Ironically, there is growing concern within the military concerning the wisdom of the policy including a recent report by retired officers who said changes were needed to allow gays to serve. Retired General John Shalikashvili, former head of the Joint Chiefs of Staff came out for repeal of the gay policy. It is time to either abandon the policy or get the Supreme Court to render its verdict on it.

  • Kathleen Bergin

    Fred,

    I respectfully disagree. Though a circuit split always gives rise to the possibility of cert, I think the Justices would prefer to punt this to the next President and avoid the issue altogether.

    I see it this way. Assume a 5 Justice majority to strike down the policy. The predictable attacks they would receive from the right for “meddling” with national security and military affairs would carry a particular sting given the lack of consensus among the military elite. Despite murmurs of opposition to the policy that you mention, too many high ranking officials still back it, including Joint Chiefs Chairman General Peter Pace who last April declared homosexuality to be “immoral.” I’ve blogged about this at The Faculty Lounge and First Amendment Law Prof Blog (6/10/08 entries).

    The Court has taken enough heat for political “interference” over the last couple terms, and I’m not confident they’d be willing to do so for this issue in particular.

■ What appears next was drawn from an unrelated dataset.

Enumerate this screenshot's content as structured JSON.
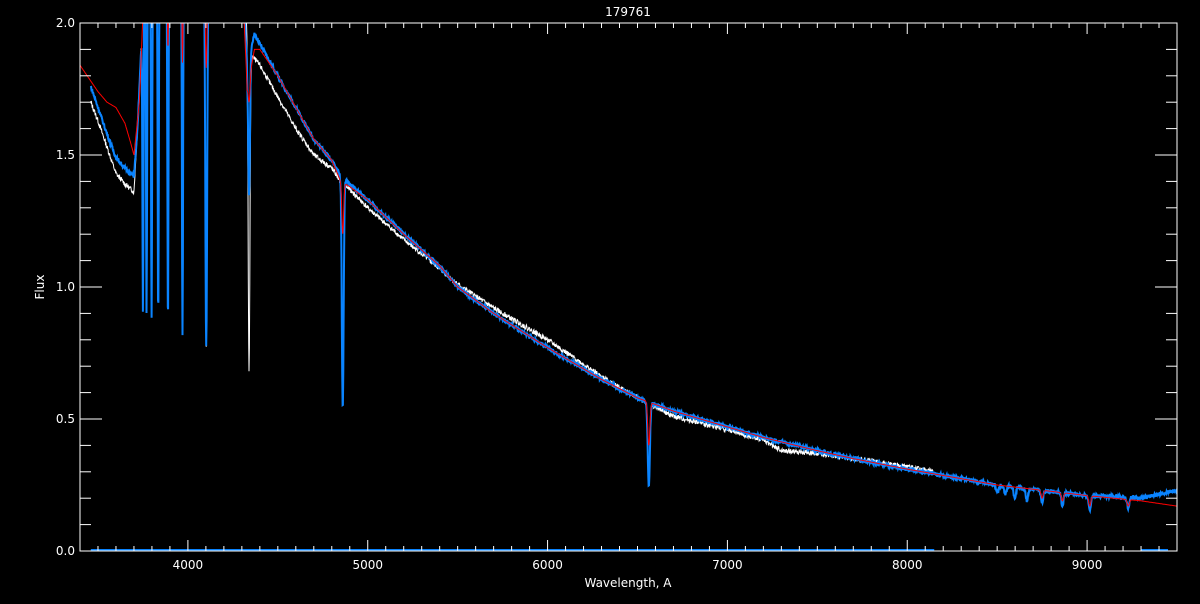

    On the other hand, upholding the policy would do one of two things. It would either affirm the existing status quo (and therefore have little practical impact) or, if Obama is elected and successfully presses Congress to repeal the Act, could show the Court to be out of step with the public will. This goes to the Court’s institutional integrity and is an issue some Justices, though not all, would consider when deciding whether to grant cert.

    For now I think they’ll let this one lie.

    -Kathleen A. Bergin

  • http://www.theimpudentobserver.com Fred Stopsky

    You make excellent points. My own hunch is the present composition of the court will support existing authority. It will not tell the military how to handle its affairs.